Doubling down on oil: N.L. creating new Crown corp. to maximize growth
New oil and gas company will report directly to Natural Resources
Efforts to dramatically grow the oil and gas industry in Newfoundland and Labrador will no longer be spearheaded by a corporation "focused on electricity," Natural Resources Minister Siobhan Coady says.
We want to maker sure we give 100 per cent attention to the (oil) industry.- Finance Minister Tom Osborne
The province confirmed Tuesday that it will break off the oil and gas division at Nalcor Energy and form a new Crown corporation.
The move will separate oil and gas from the negativity of the financially disastrous Muskrat Falls project.
"One of these things is not like the other," Coady said.
A 'solid focus' on oil and gas
It will also ensure the province can maximize growth in the offshore, said Finance Minister Tom Osborne.
"We want to put a solid focus on the oil industry," Osborne said during a briefing with reporters in advance of Budget 2018.
Currently, the oil and gas division is a subsidiary of Nalcor, a Crown-owned corporation that manages the province's energy resources, including the massively over budget and behind schedule Muskrat Falls hydroelectric project.
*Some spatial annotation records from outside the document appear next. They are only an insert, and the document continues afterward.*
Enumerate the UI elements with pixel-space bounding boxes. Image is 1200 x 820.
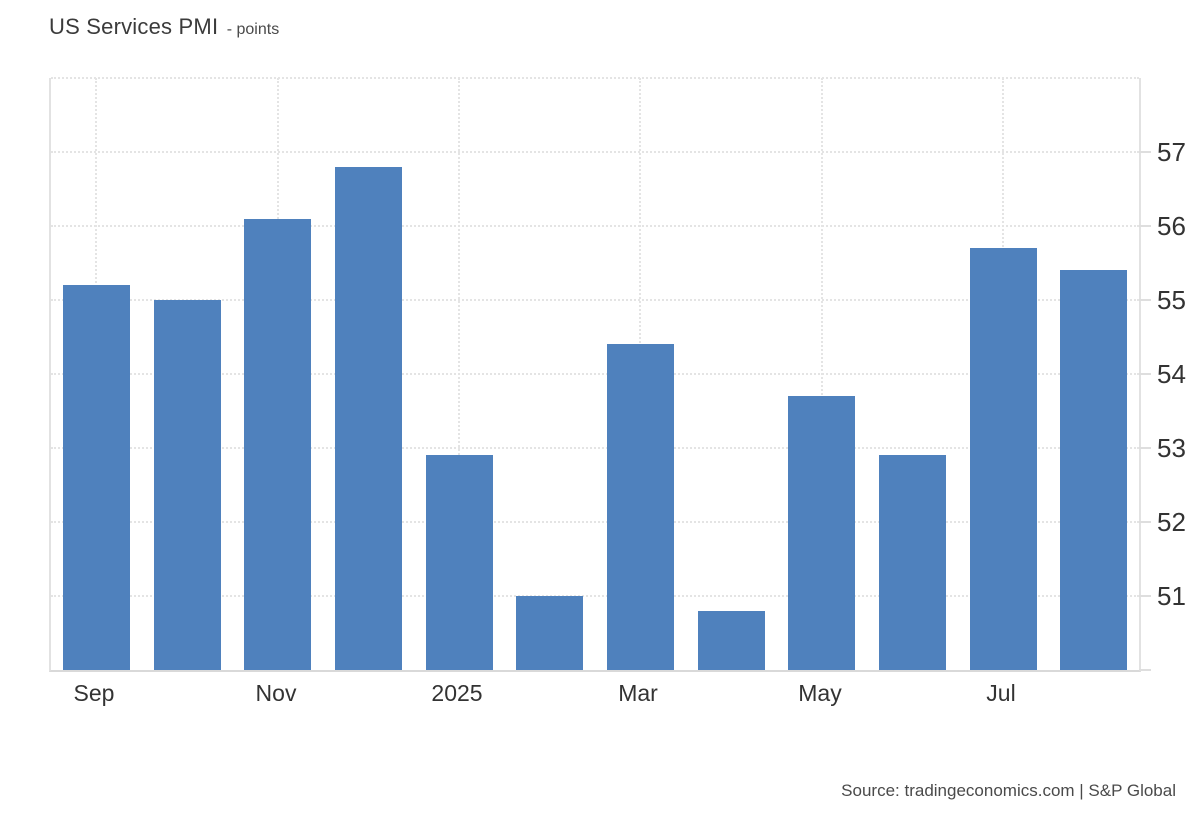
bar-apr-2025[interactable] [698, 611, 765, 670]
x-tick-label: Nov [255, 680, 297, 706]
gridline-horizontal [51, 151, 1139, 153]
y-axis-tick [1139, 521, 1151, 523]
gridline-horizontal [51, 77, 1139, 79]
bar-dec-2024[interactable] [335, 167, 402, 670]
bar-feb-2025[interactable] [516, 596, 583, 670]
gridline-vertical [821, 78, 823, 670]
y-axis-tick [1139, 151, 1151, 153]
gridline-horizontal [51, 299, 1139, 301]
chart-header: US Services PMI - points [49, 14, 279, 40]
x-tick-label: May [798, 680, 842, 706]
y-tick-label: 53 [1157, 433, 1186, 463]
bar-nov-2024[interactable] [244, 219, 311, 670]
y-tick-label: 54 [1157, 359, 1186, 389]
bar-aug-2025[interactable] [1060, 270, 1127, 670]
y-tick-label: 56 [1157, 211, 1186, 241]
bar-jul-2025[interactable] [970, 248, 1037, 670]
gridline-horizontal [51, 373, 1139, 375]
bar-jun-2025[interactable] [879, 455, 946, 670]
y-axis-tick [1139, 447, 1151, 449]
y-axis-tick [1139, 669, 1151, 671]
x-tick-label: Sep [73, 680, 115, 706]
x-tick-label: Mar [618, 680, 658, 706]
bar-may-2025[interactable] [788, 396, 855, 670]
y-tick-label: 57 [1157, 137, 1186, 167]
y-tick-label: 55 [1157, 285, 1186, 315]
gridline-horizontal [51, 595, 1139, 597]
x-tick-label: Jul [986, 680, 1016, 706]
gridline-vertical [458, 78, 460, 670]
chart-title: US Services PMI [49, 14, 219, 39]
bar-jan-2025[interactable] [426, 455, 493, 670]
y-axis-tick [1139, 225, 1151, 227]
y-axis-tick [1139, 595, 1151, 597]
gridline-horizontal [51, 521, 1139, 523]
bar-sep-2024[interactable] [63, 285, 130, 670]
x-axis: Sep Nov 2025 Mar May Jul [49, 672, 1137, 712]
bar-mar-2025[interactable] [607, 344, 674, 670]
bar-oct-2024[interactable] [154, 300, 221, 670]
y-axis-tick [1139, 299, 1151, 301]
y-axis-tick [1139, 373, 1151, 375]
y-tick-label: 51 [1157, 581, 1186, 611]
y-tick-label: 52 [1157, 507, 1186, 537]
gridline-horizontal [51, 447, 1139, 449]
y-axis: 51 52 53 54 55 56 57 [1139, 78, 1199, 671]
plot-area [49, 77, 1141, 672]
gridline-horizontal [51, 225, 1139, 227]
source-attribution: Source: tradingeconomics.com | S&P Globa… [841, 781, 1176, 800]
chart-subtitle: - points [226, 21, 280, 38]
x-tick-label: 2025 [431, 680, 483, 706]
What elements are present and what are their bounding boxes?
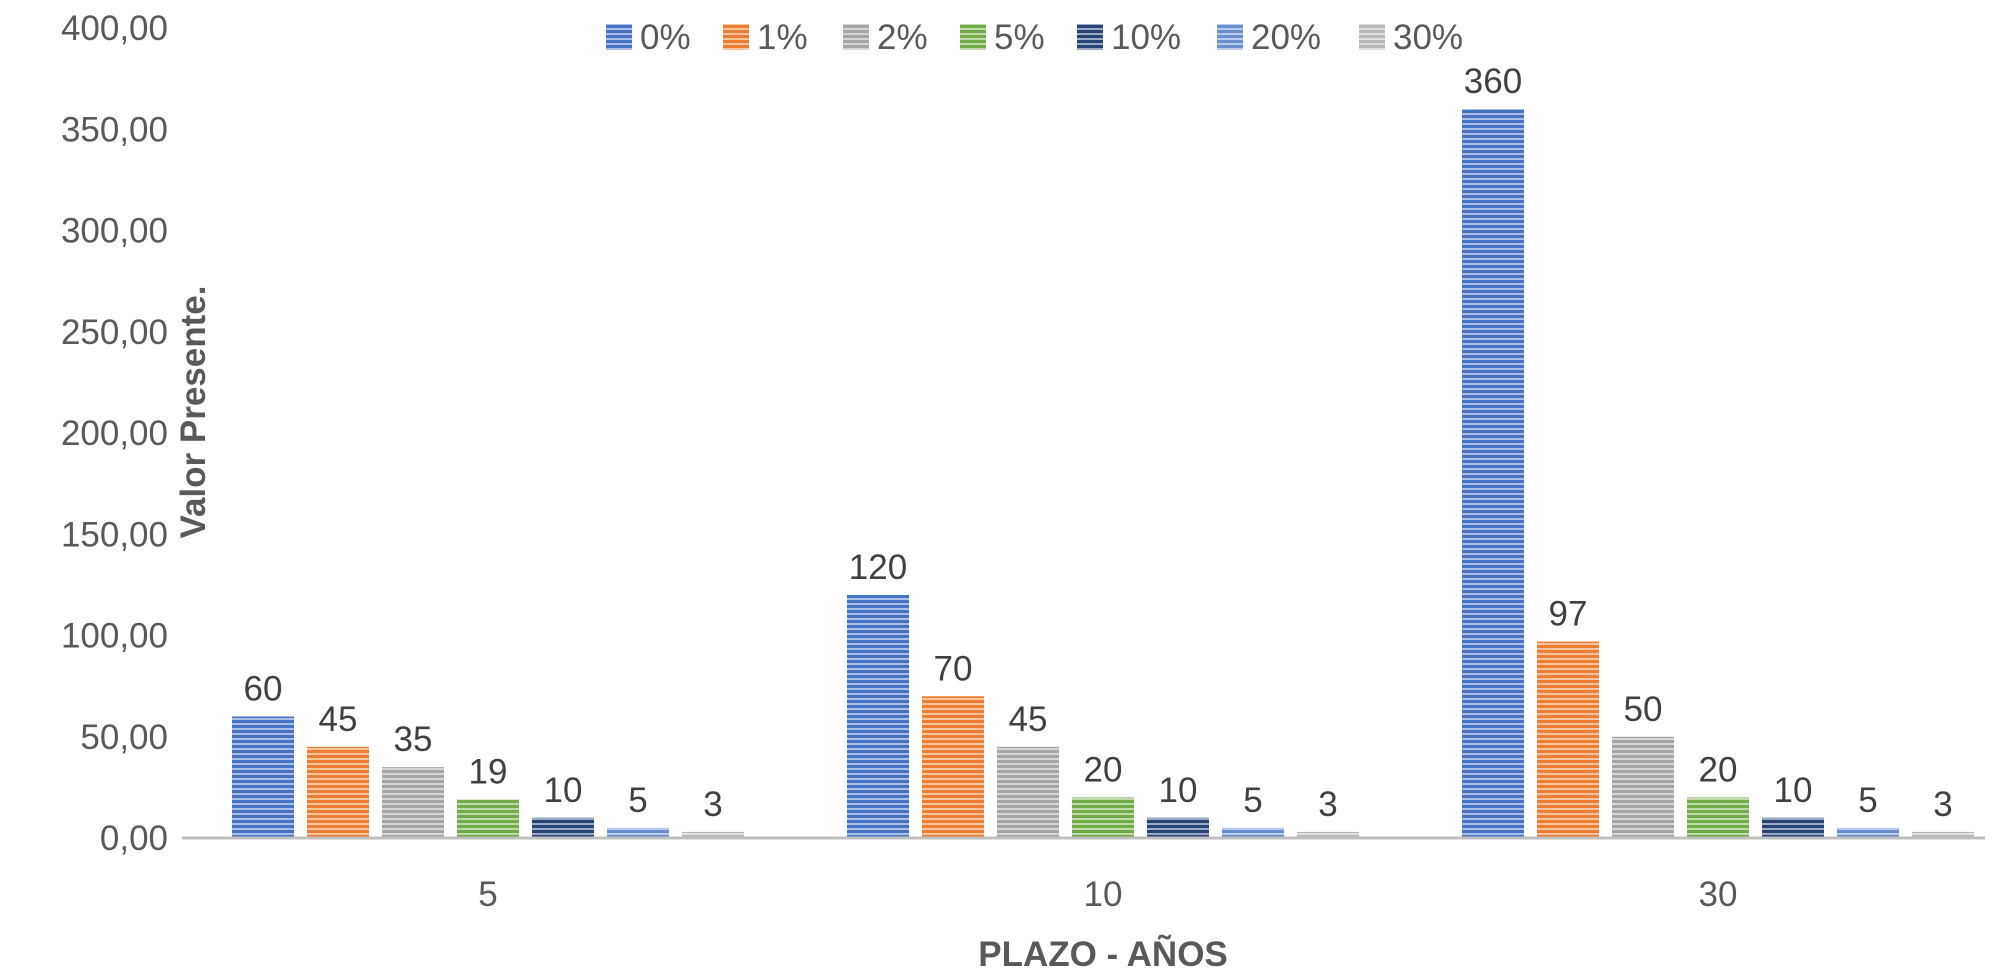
bar [457, 799, 519, 838]
legend-label: 2% [877, 18, 928, 57]
data-label: 3 [703, 785, 722, 824]
bar [682, 831, 744, 838]
legend-label: 10% [1111, 18, 1181, 57]
y-tick-label: 200,00 [61, 414, 168, 453]
legend-item: 30% [1359, 18, 1463, 57]
x-axis-categories: 5 10 30 [478, 875, 1737, 914]
legend-item: 2% [843, 18, 928, 57]
y-tick-label: 50,00 [80, 718, 168, 757]
data-label: 70 [934, 649, 973, 688]
data-label: 5 [628, 781, 647, 820]
bar [1837, 827, 1899, 838]
y-tick-label: 350,00 [61, 110, 168, 149]
bar [232, 716, 294, 838]
data-label: 10 [1774, 771, 1813, 810]
legend-swatch [960, 24, 986, 50]
bar [1687, 797, 1749, 838]
legend-swatch [606, 24, 632, 50]
legend-swatch [723, 24, 749, 50]
data-label: 3 [1933, 785, 1952, 824]
bar [1147, 817, 1209, 838]
bar [922, 696, 984, 838]
legend-swatch [1359, 24, 1385, 50]
data-label: 60 [244, 670, 283, 709]
data-label: 50 [1624, 690, 1663, 729]
data-label: 97 [1549, 595, 1588, 634]
legend-label: 20% [1251, 18, 1321, 57]
bar [607, 827, 669, 838]
data-label: 120 [849, 548, 907, 587]
bar [382, 767, 444, 838]
bar [532, 817, 594, 838]
bar [1537, 641, 1599, 838]
bar [847, 595, 909, 838]
x-tick-label: 10 [1084, 875, 1123, 914]
bar [307, 746, 369, 838]
data-label: 35 [394, 720, 433, 759]
x-axis-title: PLAZO - AÑOS [978, 935, 1228, 972]
y-tick-label: 300,00 [61, 212, 168, 251]
legend-item: 5% [960, 18, 1045, 57]
data-label: 10 [1159, 771, 1198, 810]
bar [1762, 817, 1824, 838]
data-label: 20 [1699, 751, 1738, 790]
bar [1072, 797, 1134, 838]
y-tick-label: 150,00 [61, 515, 168, 554]
data-label: 10 [544, 771, 583, 810]
legend-item: 10% [1077, 18, 1181, 57]
bar [1222, 827, 1284, 838]
bar [997, 746, 1059, 838]
legend-swatch [1077, 24, 1103, 50]
data-label: 19 [469, 753, 508, 792]
data-label: 3 [1318, 785, 1337, 824]
legend-item: 20% [1217, 18, 1321, 57]
x-tick-label: 30 [1699, 875, 1738, 914]
legend-item: 1% [723, 18, 808, 57]
data-label: 45 [1009, 700, 1048, 739]
y-tick-label: 0,00 [100, 819, 168, 858]
data-labels: 60 45 35 19 10 5 3 120 70 45 20 10 5 3 360 97 50 20 10 5 3 [244, 62, 1953, 824]
x-tick-label: 5 [478, 875, 497, 914]
data-label: 5 [1858, 781, 1877, 820]
legend-label: 30% [1393, 18, 1463, 57]
y-axis-ticks: 0,00 50,00 100,00 150,00 200,00 250,00 300,00 3… [61, 9, 168, 858]
data-label: 20 [1084, 751, 1123, 790]
y-tick-label: 100,00 [61, 617, 168, 656]
data-label: 360 [1464, 62, 1522, 101]
legend-label: 0% [640, 18, 691, 57]
y-tick-label: 250,00 [61, 313, 168, 352]
bar [1297, 831, 1359, 838]
bar [1612, 736, 1674, 838]
legend-swatch [1217, 24, 1243, 50]
bar [1462, 109, 1524, 838]
legend-swatch [843, 24, 869, 50]
bars [232, 109, 1974, 838]
legend-label: 1% [757, 18, 808, 57]
data-label: 5 [1243, 781, 1262, 820]
legend-item: 0% [606, 18, 691, 57]
legend-label: 5% [994, 18, 1045, 57]
legend: 0% 1% 2% 5% 10% 20% 30% [606, 18, 1463, 57]
data-label: 45 [319, 700, 358, 739]
y-axis-title: Valor Presente. [174, 286, 213, 539]
y-tick-label: 400,00 [61, 9, 168, 48]
bar [1912, 831, 1974, 838]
But government wants Nalcor to focus on electricity, and is carving off the profitable oil and gas division as part of an initiative to double oil production by 2030.
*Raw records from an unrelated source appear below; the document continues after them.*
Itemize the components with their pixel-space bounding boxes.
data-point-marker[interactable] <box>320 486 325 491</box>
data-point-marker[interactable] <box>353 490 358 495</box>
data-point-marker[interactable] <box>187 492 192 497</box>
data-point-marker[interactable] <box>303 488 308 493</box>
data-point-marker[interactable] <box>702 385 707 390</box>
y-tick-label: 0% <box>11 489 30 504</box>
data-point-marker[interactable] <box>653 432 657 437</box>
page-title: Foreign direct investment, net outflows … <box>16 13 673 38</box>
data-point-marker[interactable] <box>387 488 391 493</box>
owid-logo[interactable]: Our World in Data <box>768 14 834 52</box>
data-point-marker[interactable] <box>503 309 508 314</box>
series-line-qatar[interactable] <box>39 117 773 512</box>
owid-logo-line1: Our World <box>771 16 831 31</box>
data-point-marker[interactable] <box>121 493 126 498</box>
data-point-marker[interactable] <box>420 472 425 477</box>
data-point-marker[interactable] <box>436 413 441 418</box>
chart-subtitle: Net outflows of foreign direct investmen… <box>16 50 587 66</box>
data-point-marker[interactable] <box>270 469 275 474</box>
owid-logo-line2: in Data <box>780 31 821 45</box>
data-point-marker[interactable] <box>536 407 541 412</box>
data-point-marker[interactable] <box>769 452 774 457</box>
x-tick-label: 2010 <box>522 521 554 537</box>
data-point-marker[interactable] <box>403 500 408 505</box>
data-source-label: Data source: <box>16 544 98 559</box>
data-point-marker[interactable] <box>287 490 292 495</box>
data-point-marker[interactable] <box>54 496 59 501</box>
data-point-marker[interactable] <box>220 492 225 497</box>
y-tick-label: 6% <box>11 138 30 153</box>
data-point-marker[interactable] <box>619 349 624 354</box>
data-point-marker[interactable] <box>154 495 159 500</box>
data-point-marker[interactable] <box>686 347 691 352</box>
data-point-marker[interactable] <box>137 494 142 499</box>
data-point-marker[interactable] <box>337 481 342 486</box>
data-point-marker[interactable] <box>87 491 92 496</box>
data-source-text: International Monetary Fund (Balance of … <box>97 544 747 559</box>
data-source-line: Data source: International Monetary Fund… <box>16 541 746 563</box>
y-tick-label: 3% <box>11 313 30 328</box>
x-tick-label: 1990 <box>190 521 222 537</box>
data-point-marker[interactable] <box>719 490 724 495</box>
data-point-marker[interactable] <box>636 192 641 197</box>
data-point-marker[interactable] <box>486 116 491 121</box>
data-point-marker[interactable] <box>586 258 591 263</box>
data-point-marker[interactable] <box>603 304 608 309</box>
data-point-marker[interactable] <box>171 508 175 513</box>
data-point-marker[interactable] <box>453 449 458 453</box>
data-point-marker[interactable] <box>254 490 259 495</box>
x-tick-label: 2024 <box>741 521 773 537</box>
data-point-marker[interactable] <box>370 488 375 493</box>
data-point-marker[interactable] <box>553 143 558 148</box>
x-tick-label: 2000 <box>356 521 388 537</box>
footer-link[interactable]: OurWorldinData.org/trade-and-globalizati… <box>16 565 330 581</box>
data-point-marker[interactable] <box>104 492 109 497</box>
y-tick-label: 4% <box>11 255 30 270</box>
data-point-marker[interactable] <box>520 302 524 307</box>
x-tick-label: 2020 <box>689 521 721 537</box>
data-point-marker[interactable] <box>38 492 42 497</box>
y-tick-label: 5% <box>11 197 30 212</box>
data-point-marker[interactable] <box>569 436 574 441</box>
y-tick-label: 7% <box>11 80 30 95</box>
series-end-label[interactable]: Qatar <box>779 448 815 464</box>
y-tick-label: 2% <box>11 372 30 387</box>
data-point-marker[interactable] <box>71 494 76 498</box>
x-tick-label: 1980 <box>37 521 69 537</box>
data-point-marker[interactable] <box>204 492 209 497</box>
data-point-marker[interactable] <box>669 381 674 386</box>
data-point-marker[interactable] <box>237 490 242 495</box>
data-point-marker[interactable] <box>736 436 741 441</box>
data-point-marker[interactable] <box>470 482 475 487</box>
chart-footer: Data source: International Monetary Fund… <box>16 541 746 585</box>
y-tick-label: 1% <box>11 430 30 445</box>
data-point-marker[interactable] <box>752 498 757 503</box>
The new corporation will report directly to the Department of Natural Resources, and Coady said the current vice-president for oil and gas, Jim Keating, will lead the new corporation.
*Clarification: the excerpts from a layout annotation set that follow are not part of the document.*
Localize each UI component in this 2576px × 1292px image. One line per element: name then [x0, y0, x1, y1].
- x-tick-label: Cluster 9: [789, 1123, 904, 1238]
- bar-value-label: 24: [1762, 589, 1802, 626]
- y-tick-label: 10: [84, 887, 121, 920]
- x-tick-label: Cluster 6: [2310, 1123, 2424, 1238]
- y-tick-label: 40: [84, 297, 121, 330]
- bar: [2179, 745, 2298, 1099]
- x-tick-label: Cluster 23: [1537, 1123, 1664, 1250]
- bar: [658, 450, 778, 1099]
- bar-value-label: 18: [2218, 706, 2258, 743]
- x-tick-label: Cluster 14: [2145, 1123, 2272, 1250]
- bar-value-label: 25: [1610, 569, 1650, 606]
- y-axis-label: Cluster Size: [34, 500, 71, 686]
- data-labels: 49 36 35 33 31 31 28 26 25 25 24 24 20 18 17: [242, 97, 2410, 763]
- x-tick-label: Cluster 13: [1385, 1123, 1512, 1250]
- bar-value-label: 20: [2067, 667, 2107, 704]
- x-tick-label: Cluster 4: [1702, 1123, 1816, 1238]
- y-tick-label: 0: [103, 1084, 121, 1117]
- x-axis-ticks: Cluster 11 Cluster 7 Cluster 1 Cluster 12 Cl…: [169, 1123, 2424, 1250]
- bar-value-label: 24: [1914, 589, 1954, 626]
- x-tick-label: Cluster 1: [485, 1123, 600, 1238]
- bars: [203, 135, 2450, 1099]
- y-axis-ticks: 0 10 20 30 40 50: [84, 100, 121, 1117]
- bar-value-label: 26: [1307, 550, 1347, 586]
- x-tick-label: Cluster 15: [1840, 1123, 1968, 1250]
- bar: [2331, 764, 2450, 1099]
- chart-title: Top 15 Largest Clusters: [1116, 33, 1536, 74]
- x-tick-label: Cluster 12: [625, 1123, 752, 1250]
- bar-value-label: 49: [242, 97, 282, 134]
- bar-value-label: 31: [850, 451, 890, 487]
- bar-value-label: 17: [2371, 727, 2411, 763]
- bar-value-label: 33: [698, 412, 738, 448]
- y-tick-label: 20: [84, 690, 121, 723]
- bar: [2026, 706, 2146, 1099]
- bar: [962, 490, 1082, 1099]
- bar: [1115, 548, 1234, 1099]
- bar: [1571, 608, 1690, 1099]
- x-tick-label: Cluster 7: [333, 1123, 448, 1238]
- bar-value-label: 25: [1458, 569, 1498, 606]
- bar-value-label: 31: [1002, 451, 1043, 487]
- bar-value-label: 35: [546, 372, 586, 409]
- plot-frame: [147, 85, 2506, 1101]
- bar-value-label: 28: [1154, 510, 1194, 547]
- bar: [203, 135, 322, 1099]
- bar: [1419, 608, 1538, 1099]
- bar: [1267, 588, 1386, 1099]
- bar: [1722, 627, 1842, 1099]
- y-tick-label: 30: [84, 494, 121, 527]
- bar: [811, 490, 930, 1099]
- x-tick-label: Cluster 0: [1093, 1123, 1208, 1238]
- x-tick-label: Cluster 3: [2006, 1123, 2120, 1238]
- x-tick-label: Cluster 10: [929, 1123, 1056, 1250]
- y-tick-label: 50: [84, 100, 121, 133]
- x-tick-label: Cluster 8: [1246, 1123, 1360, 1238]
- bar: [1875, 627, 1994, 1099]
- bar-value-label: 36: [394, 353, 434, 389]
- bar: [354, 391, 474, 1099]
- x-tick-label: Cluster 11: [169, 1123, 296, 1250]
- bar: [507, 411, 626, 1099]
"He's currently there. I don't expect any changes at this point," she said.
85 wells being considered
The move won't happen right away, since it will require some legislative changes.
It's also not known what the new corporation will be named.
Osborne said the "future is bright" in oil and gas with four producing oil fields, 85 exploratory wells over the next 12 years being considered, and solid prospects being revealed through seismic exploration.
Seven new companies have entered the industry in recent years, and $2.6 billion in exploration work has been committed.
The province expects to receive just under $1 billion in oil royalties in 2018-19.
With such potential, Osborne said, it's important that the province maximize job creation, royalties and other benefits.
"A great deal of the focus at Nalcor has been on Muskrat Falls," said Osborne. "We want to maker sure we give 100 per cent attention to the (oil) industry."
Nalcor has invested roughly $1.4 billion in public funds to acquire an equity stake in three offshore oil projects, and more than half of that has been recouped, said Coady.
She added the province has "incredible prospectivity" for future growth, with just seven per cent of the offshore currently under licence.
Reaction from Opposition politicians to the shakeup at Nalcor, meanwhile, was mixed.
"The oil and gas sector under Nalcor for the past number of years has had considerable success," said PC MHA Natural Resources Critic Keith Hutchings.
"We're seeing return on our equity investments. But why we're doing this right now, there's not a lot of detail. I think this budget is a lot of smoke and mirrors, and I think this is just another element of it."
NDP Leader Lorraine Michael said she wants to see proof why the move is a good one for the province.
"Maybe it will be, but I have no idea," Michael said. "But for them to put it in the budget without an explanation, without the evidence that this is a good thing to do, I think is not responsible."